Wednesday, June 09, 2004

Bush is No Reagan: Getting Reagan Wrong

"Ronald Reagan himself wouldn't recognize the Ronald Reagan today's conservatives are peddling. Back in the day, he could vex the right as well as the left. As we rewrite the late Gipper into our history books, the pundits claim Dubya to be Reagan's political heir.
But they're only half right. Bush the Lesser emulates Reagan's weaknesses, while discarding his virtues. Reagan's chief virtue is that he was never as naive or as stubborn as George W. Bush.
Today's GOP is the party of all tax cuts, all the time. The current administration has cut taxes every year since they came to power, promising more of the same. According to Dick Cheney, "Reagan proved that deficits don't matter." But Reagan himself might beg to differ.
As bad as Reagan's deficits were, they'd have been much worse if he hadn't had the sense to realize when he'd made a mistake. Government revenues fell sharply following his 1981 tax cut--exactly the opposite of what "supply-side economists" had predicted. So Dutch signed a bill that repealed fully a third of the original cut.
Reagan, in fact, raised taxes four times in his first term alone. That includes the largest tax increase in history. Republicans like to claim that title for Bill Clinton's 1993 tax bill, but if you use constant dollars, Ron's 1983 package comes out ahead. Of course, Clinton raised taxes for the wealthy and then later cut taxes on working folks, while Reagan did just the op! po! site.

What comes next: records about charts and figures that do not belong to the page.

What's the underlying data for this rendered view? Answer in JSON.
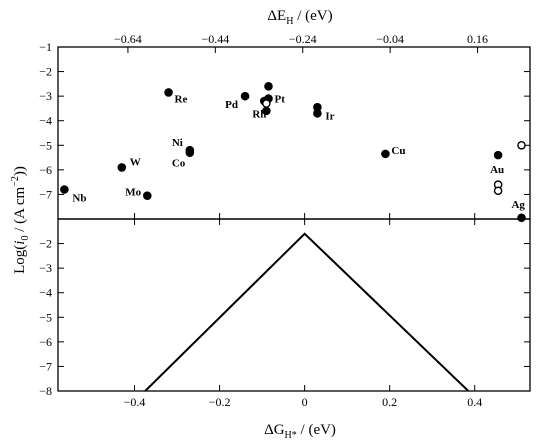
{
  "chart_data": [
    {
      "type": "scatter",
      "panel": "top",
      "xlabel_top": {
        "main": "ΔE",
        "sub": "H",
        "rest": " / (eV)"
      },
      "xlim_top": [
        -0.8,
        0.28
      ],
      "xticks_top": [
        -0.64,
        -0.44,
        -0.24,
        -0.04,
        0.16
      ],
      "xlim": [
        -0.58,
        0.53
      ],
      "ylim": [
        -8,
        -1
      ],
      "yticks": [
        -7,
        -6,
        -5,
        -4,
        -3,
        -2,
        -1
      ],
      "points": [
        {
          "x": -0.565,
          "y": -6.8,
          "label": "Nb",
          "filled": true
        },
        {
          "x": -0.43,
          "y": -5.9,
          "label": "W",
          "filled": true
        },
        {
          "x": -0.37,
          "y": -7.05,
          "label": "Mo",
          "filled": true
        },
        {
          "x": -0.32,
          "y": -2.85,
          "label": "Re",
          "filled": true
        },
        {
          "x": -0.27,
          "y": -5.2,
          "label": "Ni",
          "filled": true
        },
        {
          "x": -0.27,
          "y": -5.3,
          "label": "Co",
          "filled": true
        },
        {
          "x": -0.14,
          "y": -3.0,
          "label": "Pd",
          "filled": true
        },
        {
          "x": -0.085,
          "y": -2.6,
          "label": "",
          "filled": true
        },
        {
          "x": -0.095,
          "y": -3.2,
          "label": "",
          "filled": true
        },
        {
          "x": -0.085,
          "y": -3.1,
          "label": "Pt",
          "filled": true
        },
        {
          "x": -0.09,
          "y": -3.6,
          "label": "",
          "filled": true
        },
        {
          "x": -0.09,
          "y": -3.3,
          "label": "Rh",
          "filled": false
        },
        {
          "x": 0.03,
          "y": -3.45,
          "label": "",
          "filled": true
        },
        {
          "x": 0.03,
          "y": -3.7,
          "label": "Ir",
          "filled": true
        },
        {
          "x": 0.19,
          "y": -5.35,
          "label": "Cu",
          "filled": true
        },
        {
          "x": 0.455,
          "y": -5.4,
          "label": "Au",
          "filled": true
        },
        {
          "x": 0.455,
          "y": -6.6,
          "label": "",
          "filled": false
        },
        {
          "x": 0.455,
          "y": -6.85,
          "label": "",
          "filled": false
        },
        {
          "x": 0.51,
          "y": -5.0,
          "label": "",
          "filled": false
        },
        {
          "x": 0.51,
          "y": -7.95,
          "label": "Ag",
          "filled": true
        }
      ]
    },
    {
      "type": "line",
      "panel": "bottom",
      "xlabel": {
        "main": "ΔG",
        "sub": "H*",
        "rest": " / (eV)"
      },
      "xlim": [
        -0.58,
        0.53
      ],
      "xticks": [
        -0.4,
        -0.2,
        0,
        0.2,
        0.4
      ],
      "ylim": [
        -8,
        -1
      ],
      "yticks": [
        -8,
        -7,
        -6,
        -5,
        -4,
        -3,
        -2
      ],
      "x": [
        -0.375,
        0.0,
        0.385
      ],
      "y": [
        -8.0,
        -1.6,
        -8.0
      ]
    }
  ],
  "ylabel": {
    "pre": "Log(",
    "i": "i",
    "sub": "0",
    "mid": " / (A cm",
    "sup": "−2",
    "post": "))"
  }
}
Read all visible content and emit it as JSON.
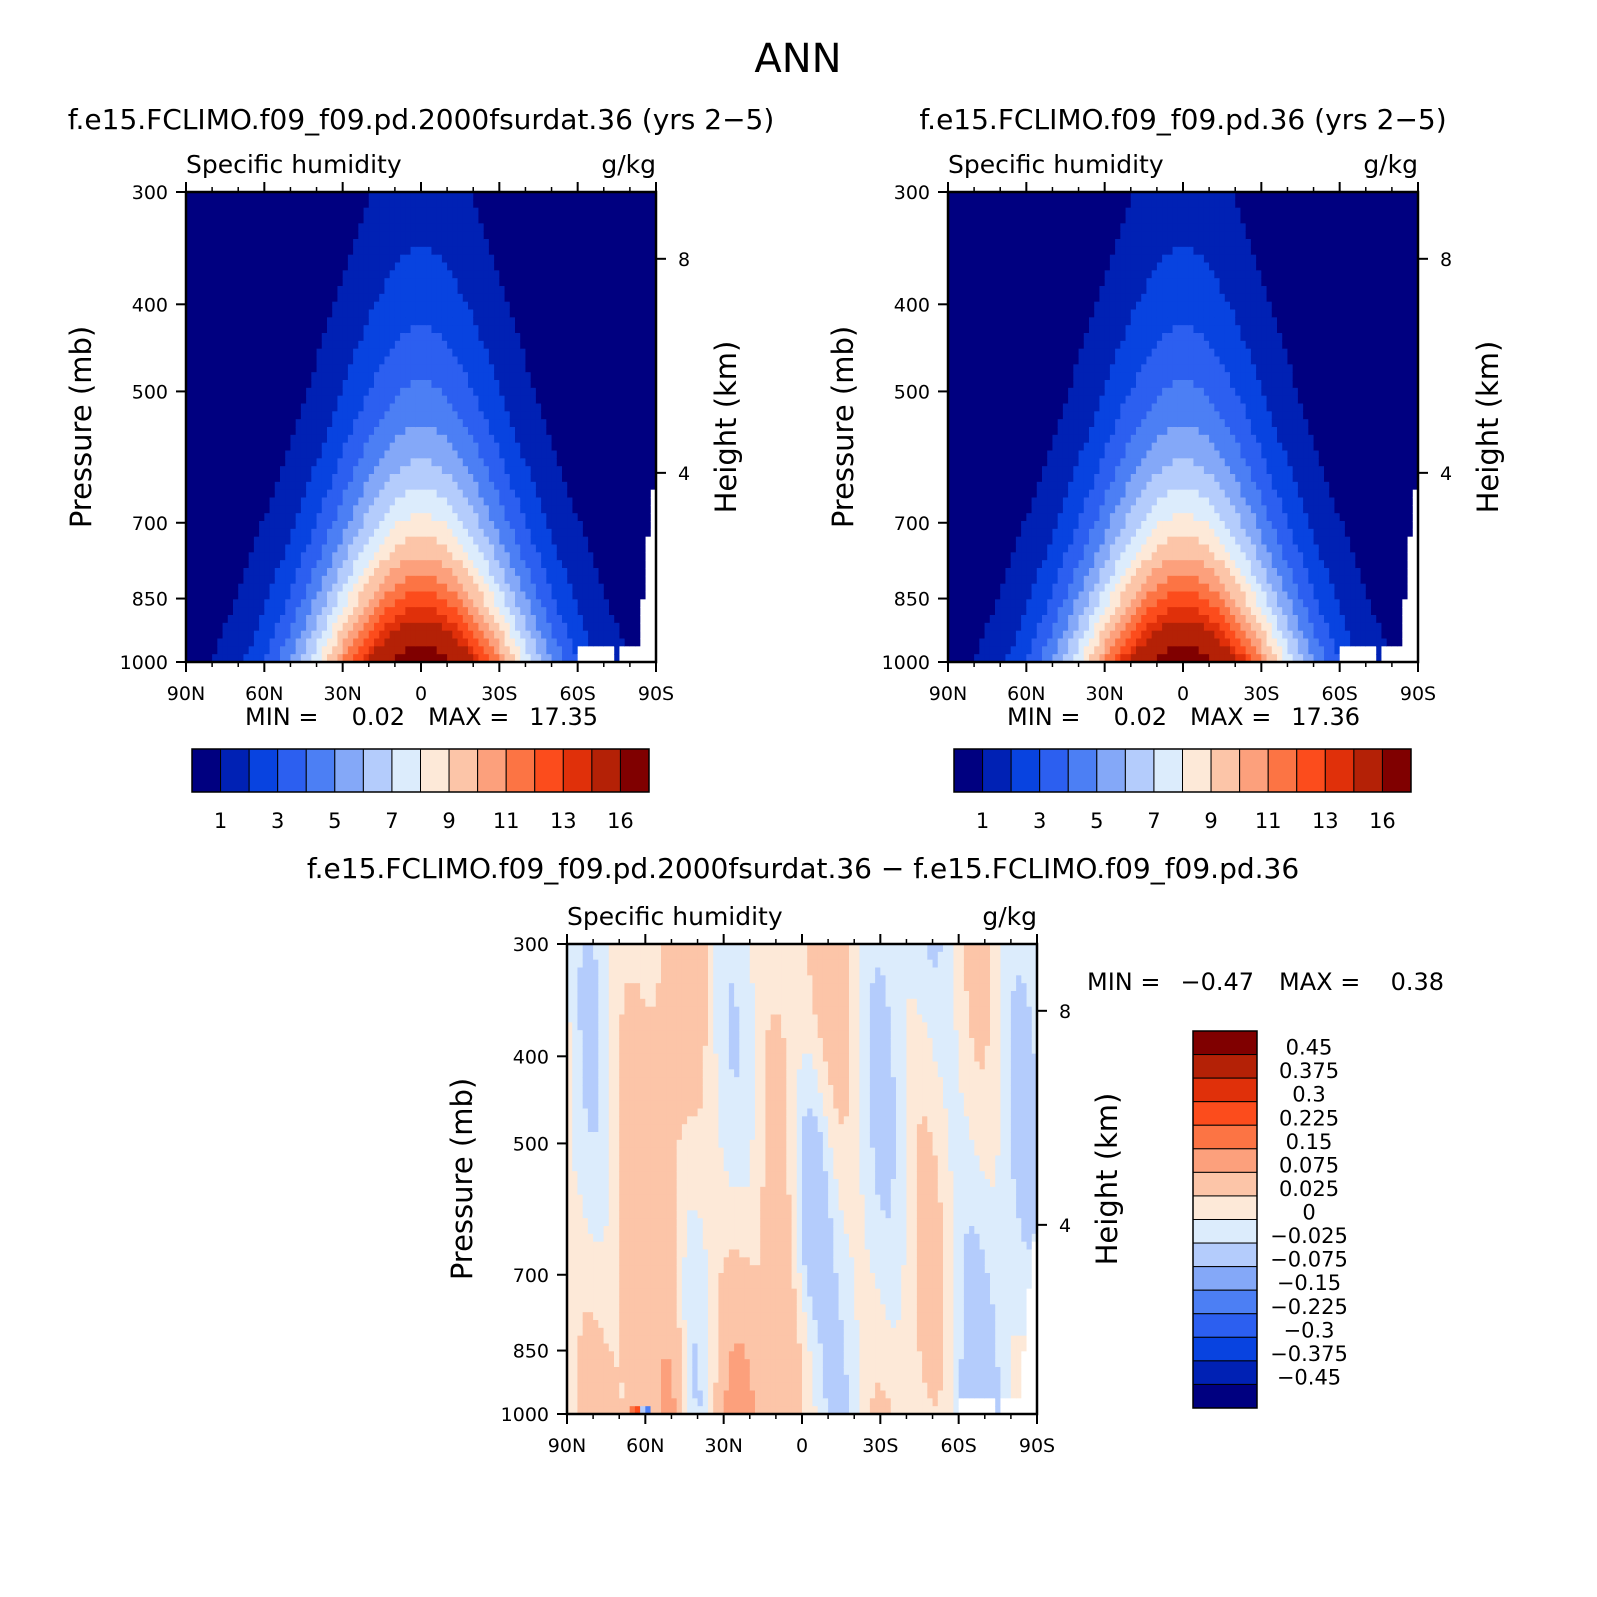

After his initial tax cuts heavily favored the wealthy, Reagan signed off on a regressive payroll tax increase that plugged the actuarial hole in the Social Security program. As a result, the trust fund is solvent until the year 2042, but 80% of the population pays more in payroll taxes than in income taxes. The Reagan administration was then able to mask the true size of their deficits by borrowing from the Baby Boomers' retirement funds--just as Bush is doing today."